Seorang Perempuan Nanjing Buktikan Kelemahan Teknologi Pengenalan Wajah iPhone
ORBITINDONESIA.COM - Seorang warga Nanjing, Tiongkok, baru-baru ini melaporkan celah keamanan signifikan yang melibatkan iPhone X miliknya yang telah memicu diskusi baru mengenai keandalan teknologi pengenalan wajah.
Setelah mengkonfigurasi perangkat dengan data biometriknya sendiri, wanita itu menemukan bahwa rekan kerjanya dapat dengan mudah melewati kunci Face ID.
Hal ini terjadi meskipun klaim pemasaran Apple menyatakan bahwa kemungkinan seseorang secara acak membuka kunci ponsel pengguna lain adalah sekitar satu banding satu juta.
Ketika wanita itu pertama kali menghubungi dukungan pelanggan Apple, laporannya disambut dengan skeptisisme dari perwakilan yang menganggap klaim tersebut sangat tidak mungkin.

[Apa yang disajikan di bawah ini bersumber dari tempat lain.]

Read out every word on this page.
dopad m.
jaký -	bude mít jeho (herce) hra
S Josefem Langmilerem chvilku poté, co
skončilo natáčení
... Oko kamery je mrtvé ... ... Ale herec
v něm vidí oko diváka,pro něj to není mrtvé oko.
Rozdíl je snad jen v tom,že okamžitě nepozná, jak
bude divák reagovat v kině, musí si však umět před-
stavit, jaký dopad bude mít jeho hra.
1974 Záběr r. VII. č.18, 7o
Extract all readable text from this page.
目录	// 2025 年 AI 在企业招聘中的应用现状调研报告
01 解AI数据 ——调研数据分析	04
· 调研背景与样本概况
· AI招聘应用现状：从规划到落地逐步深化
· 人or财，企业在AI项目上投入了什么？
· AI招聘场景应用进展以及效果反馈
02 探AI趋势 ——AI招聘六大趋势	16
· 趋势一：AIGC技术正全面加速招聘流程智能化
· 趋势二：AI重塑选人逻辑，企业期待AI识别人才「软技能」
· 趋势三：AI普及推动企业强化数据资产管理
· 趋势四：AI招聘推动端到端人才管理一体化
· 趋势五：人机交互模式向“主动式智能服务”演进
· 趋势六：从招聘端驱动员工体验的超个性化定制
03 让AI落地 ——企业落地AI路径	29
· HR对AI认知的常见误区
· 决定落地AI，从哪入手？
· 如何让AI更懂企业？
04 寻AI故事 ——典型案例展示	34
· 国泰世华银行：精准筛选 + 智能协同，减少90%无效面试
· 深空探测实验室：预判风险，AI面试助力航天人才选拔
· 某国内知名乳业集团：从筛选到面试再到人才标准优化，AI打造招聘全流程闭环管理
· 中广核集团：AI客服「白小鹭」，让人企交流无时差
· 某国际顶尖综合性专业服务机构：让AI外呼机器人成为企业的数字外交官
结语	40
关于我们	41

Untuk membuktikan keabsahan pelanggaran keamanan tersebut, ia mengunjungi Apple Store setempat secara langsung ditemani oleh rekan kerjanya.
Selama demonstrasi, rekan kerjanya berhasil membuka kunci perangkat di depan staf, yang mengkonfirmasi bahwa perangkat keras gagal membedakan antara dua individu yang berbeda.
Setelah demonstrasi kesalahan tersebut berhasil, karyawan Apple Store dilaporkan mengaitkan kegagalan tersebut dengan modul kamera yang rusak dan memberi wanita itu perangkat pengganti.
Namun, masalah tersebut tetap berlanjut karena rekan kerjanya juga dapat membuka kunci iPhone kedua.
Insiden ini menyoroti kekhawatiran yang terus berlanjut tentang keterbatasan keamanan biometrik dan potensi algoritma perangkat lunak untuk kesulitan mengenali fitur wajah tertentu atau kondisi pencahayaan dalam skenario dunia nyata.